L'homme est drôle, un peu à la masse mais diablement drôle. Quoi de plus normal quand on travaille quasi-exclusivement avec les Frères Coen... Bref, l'article du Guardian ne m'apporte rien de plus. Sauf qu'en bas du texte, une petite ligne attire mon attention. Seule, minuscule, comme apeurée, elle ne semble attendre que moi. Et là, c'est la drame. En quelques secondes, tout bascule, et tout s'éclaircie. C'est écrit noir sur blanc :

« Roderick Jaynes is a figment of the imaginations of Ethan and Joel Coen. »

Le choc, la claque, la révélation. « Et si c'était vrai ? », me glisse à l'oreille Marc Lévy, toujours très avenant dans ce genre de situations. « Et après ? ». C'est cette fois la rauque voix de Guillaume Musso qui lévite entre mes deux oreilles. Après, c'est simple, je cherche dans cette nouvelle direction. Il me faut une autre biographie de cet étrange hurluberlu... Et je ne mets pas longtemps à la trouver, sur le site de fandango.com. C'est écrit ceci, en anglais bien entendu :

« Roderick Jaynes est le pseudonyme utilisé par les réalisateurs Joel et Ethan Coen pour créditer le montage de leurs films.

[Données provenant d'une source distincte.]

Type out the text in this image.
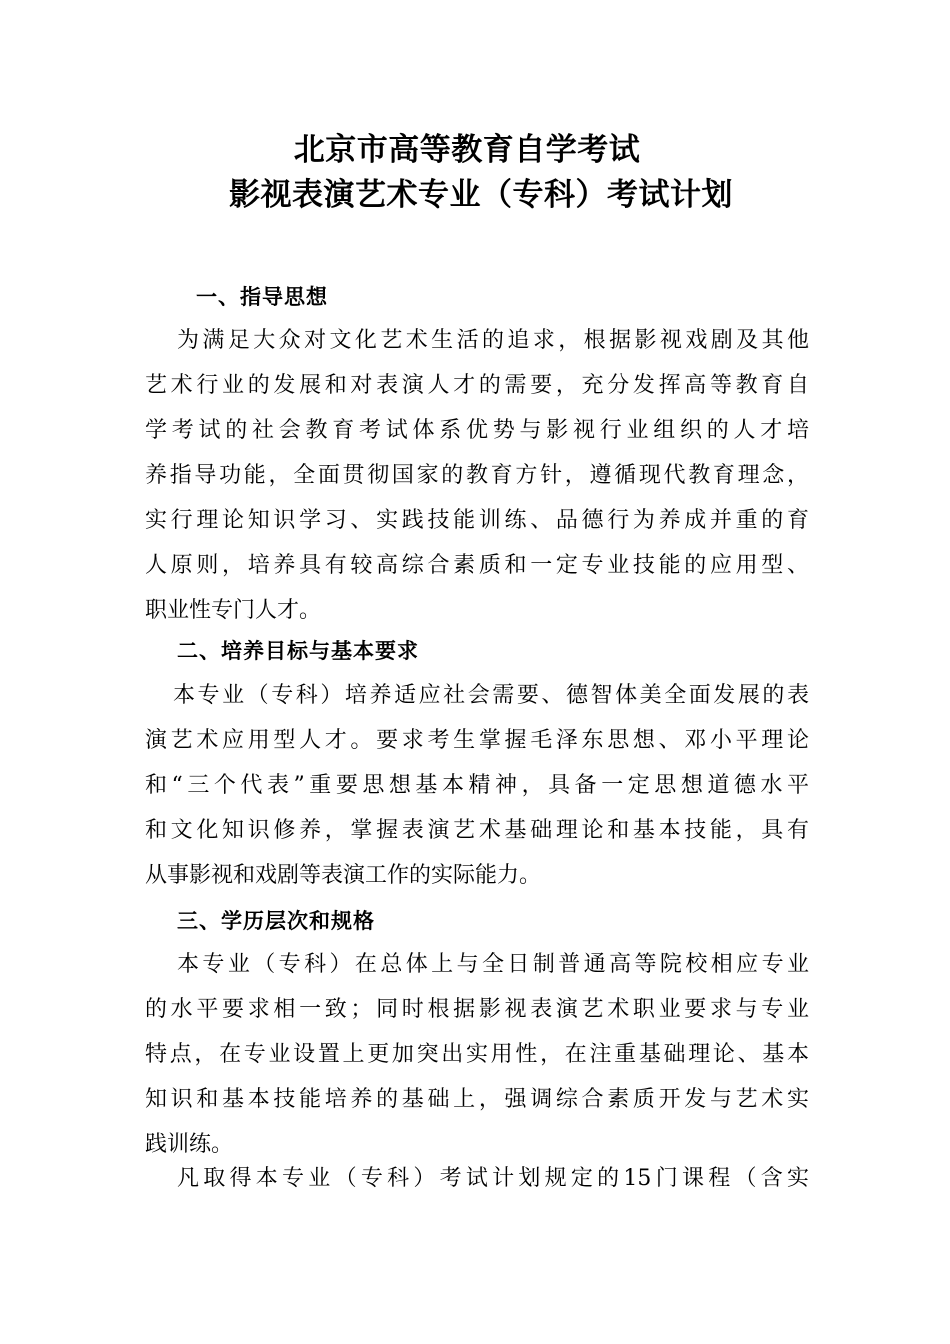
北京市高等教育自学考试
影视表演艺术专业（专科）考试计划
一、指导思想
为满足大众对文化艺术生活的追求，根据影视戏剧及其他
艺术行业的发展和对表演人才的需要，充分发挥高等教育自
学考试的社会教育考试体系优势与影视行业组织的人才培
养指导功能，全面贯彻国家的教育方针，遵循现代教育理念，
实行理论知识学习、实践技能训练、品德行为养成并重的育
人原则，培养具有较高综合素质和一定专业技能的应用型、
职业性专门人才。
二、培养目标与基本要求
本专业（专科）培养适应社会需要、德智体美全面发展的表
演艺术应用型人才。要求考生掌握毛泽东思想、邓小平理论
和“三个代表”重要思想基本精神，具备一定思想道德水平
和文化知识修养，掌握表演艺术基础理论和基本技能，具有
从事影视和戏剧等表演工作的实际能力。
三、学历层次和规格
本专业（专科）在总体上与全日制普通高等院校相应专业
的水平要求相一致；同时根据影视表演艺术职业要求与专业
特点，在专业设置上更加突出实用性，在注重基础理论、基本
知识和基本技能培养的基础上，强调综合素质开发与艺术实
践训练。
凡取得本专业（专科）考试计划规定的15门课程（含实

Jaynes fait partie d'une short-list de personnes « fictives » nommées pour les Oscars, aux côtés de Robert Rich (le faux nom employé pour le film The Brave One par Dalton Trumbo - cinéaste américain du début du siècle dernier placé sur la liste noire d'Hollywood lors de la période de Chasse aux sorcières,) et Donald Kaufman (le frère jumeau imaginaire de Charlie Kaufman, pour le film Adaptation dont il est scénariste). »

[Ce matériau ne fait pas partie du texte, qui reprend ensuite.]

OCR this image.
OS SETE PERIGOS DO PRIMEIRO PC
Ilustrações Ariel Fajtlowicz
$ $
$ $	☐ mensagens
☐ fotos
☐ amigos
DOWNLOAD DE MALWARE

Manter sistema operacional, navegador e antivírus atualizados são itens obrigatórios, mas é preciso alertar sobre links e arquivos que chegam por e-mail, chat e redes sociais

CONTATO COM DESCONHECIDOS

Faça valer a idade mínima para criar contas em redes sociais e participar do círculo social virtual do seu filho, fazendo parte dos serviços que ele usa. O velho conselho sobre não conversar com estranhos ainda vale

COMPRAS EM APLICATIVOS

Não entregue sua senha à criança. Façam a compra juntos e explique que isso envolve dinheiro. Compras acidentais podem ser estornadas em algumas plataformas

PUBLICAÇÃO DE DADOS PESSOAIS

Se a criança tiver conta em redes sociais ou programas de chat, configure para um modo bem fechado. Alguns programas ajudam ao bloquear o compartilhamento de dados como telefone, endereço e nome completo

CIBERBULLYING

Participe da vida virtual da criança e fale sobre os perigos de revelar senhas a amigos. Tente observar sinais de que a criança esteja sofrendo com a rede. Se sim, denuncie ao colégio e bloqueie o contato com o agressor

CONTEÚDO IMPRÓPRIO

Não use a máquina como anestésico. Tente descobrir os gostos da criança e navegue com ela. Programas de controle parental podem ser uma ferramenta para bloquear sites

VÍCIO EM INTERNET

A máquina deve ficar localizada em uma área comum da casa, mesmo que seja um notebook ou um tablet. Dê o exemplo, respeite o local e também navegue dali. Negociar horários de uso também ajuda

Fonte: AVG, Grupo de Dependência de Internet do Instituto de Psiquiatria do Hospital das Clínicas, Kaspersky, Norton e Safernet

Et ils sont plusieurs en plus ! Mais pourquoi, pourquoi avoir monté toute cette mascarade, et pourquoi avoir conduit la plaisanterie aussi loin ? Un élément de réponse se trouve sur le site eeggs.com. C'est le premier site que je visite qui référence une explication. L'auteur nous rappelle que Roderick Jaynes est crédité comme le monteur de la plupart des films des Frères Coen depuis Barton Fink, en 1991. Mieux, le site avance qu'il s'agit d'un pseudonyme imaginé par Joel et Ethan en 92 parce que, et là est cité Joel Coen : « il y avait déjà assez de Coen dans les crédits de nos films. » Voilà qui est dit. La blague est blaguée, la boucle est bouclée. Roderick Jaynes existe, puisqu'il a été nommé deux fois dans la catégorie Meilleur montage, en 1997 pour Fargo et donc onze ans plus tard, ce qui l'a fait naître à mes yeux, pour No Country For Old Men.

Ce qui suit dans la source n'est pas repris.